In Guatemala, our partner Pop No’j helps Maya migrants reintegrate into the country after being de- ported from the United States or Mexico. Pop No’j Director Juan José Hurtado shared: “Our COVID response has focused on addressing the increase in hunger. We have developed family vegetable gardens to contribute to the families’ food security.” HIP has helped them to conduct outreach to community members in their own Indigenous languages, raising awareness about the rights of migrants to return to their places of origin with safety and dignity.
Climate change and a global pandemic collided in November, when Central America tragically experienced back-to-back hurricanes on an unprecedented scale. Immediately, grantee partners in Guatemala, Honduras, and Nicaragua began sharing the devastation they were witnessing with HIP staff. Within 48 hours after the first hurricane struck, we launched the Central American Hurricane Response Fund with co-sponsors LULAC, Congressional Hispanic Caucus Institute, YWCA, and the Hispanic Heritage Foundation. Our ability to respond so quickly is a testament to the strength of our network of funders and partner organizations in Central America. HIP kicked off the call for public donations with our own $50,000 USD commitment and a funder briefing, “Mobilizing Central American Hurricane Relief,” featuring speakers from Central America and the members of diaspora living in the United States.

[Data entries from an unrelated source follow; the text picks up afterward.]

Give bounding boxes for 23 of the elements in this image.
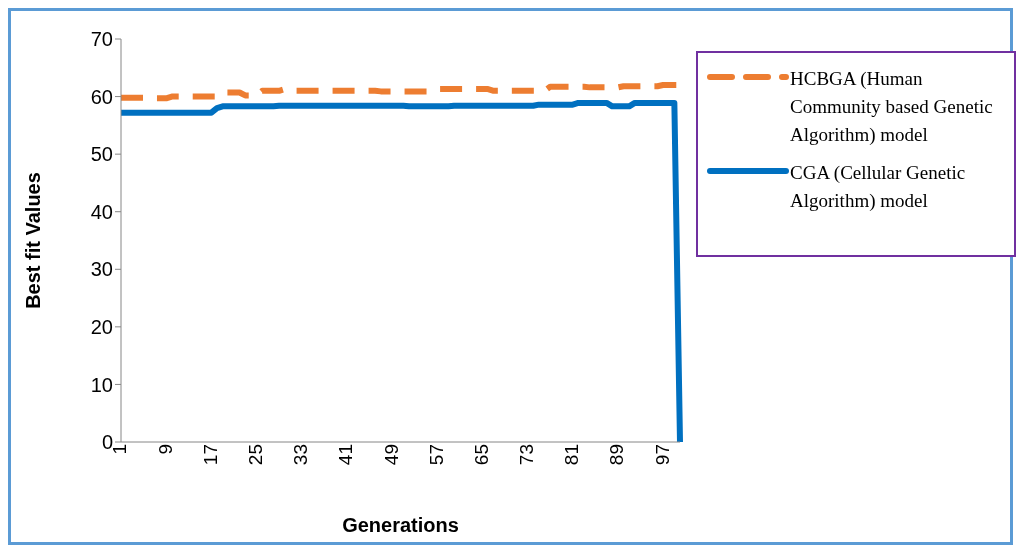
y-tick-label: 30 (90, 258, 113, 281)
y-tick-label: 20 (90, 315, 113, 338)
x-axis-title: Generations (342, 514, 459, 536)
x-tick-label: 89 (606, 444, 628, 466)
y-tick-label: 60 (90, 85, 113, 108)
x-tick-label: 49 (380, 444, 402, 466)
x-tick-label: 41 (335, 444, 357, 466)
legend-label: HCBGA (Human Community based Genetic Algorithm) model (790, 67, 994, 147)
y-tick-label: 70 (90, 28, 113, 51)
x-tick-label: 33 (290, 444, 312, 466)
x-tick-label: 9 (154, 444, 176, 455)
x-tick-label: 57 (425, 444, 447, 466)
x-tick-label: 25 (245, 444, 267, 466)
x-tick-label: 73 (516, 444, 538, 466)
x-tick-label: 81 (561, 444, 583, 466)
y-axis-title: Best fit Values (22, 172, 45, 309)
x-tick-label: 17 (199, 444, 221, 466)
legend-label: CGA (Cellular Genetic Algorithm) model (790, 161, 967, 213)
x-tick-label: 65 (470, 444, 492, 466)
x-tick-label: 97 (651, 444, 673, 466)
y-tick-label: 50 (90, 143, 113, 166)
y-tick-label: 10 (90, 373, 113, 396)
y-tick-label: 40 (90, 200, 113, 223)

Over the course of 2020, HIP’s Migration and Forced Displacement Program awarded $2 million in grants to more than 100 organizations across the Americas, serving migrants, refugees, and asylum seekers. We increased our year-round grantmaking strategy while launching multiple emergency rapid response funds including the COVID-19 Rapid Response Fund, the Essential Fund supporting Latino essential workers with another $2 million, and the Central American Hurricanes Response Fund, with rapid response funds totaling $735,000 USD.
We are fueled by the strength and leadership of our communities to overcome the pain and devastation caused by the pandemic, the natural disasters, and persistent racial and social injustices. What we learn daily from our partners and allies helps shape our philanthropic strategies.
HIP is grateful to the founding partners of our Migration and Forced Displacement work including Casey Family Programs, C.S. Mott Foundation, Rockefeller Brothers Fund, The California Endowment, The David and Lucile Packard Foundation, The Ford Foundation, The Open Society Foundation, Tinker Foundation, as well others who prefer to remain anonymous.
In 2021, we will continue growing our transnational network with focus in Mexico, Central and South America. We will serve as a convener, connector and an expert source of information on migration in the Americas, and support our grantees’ capacity to build sustainable, long-term solutions.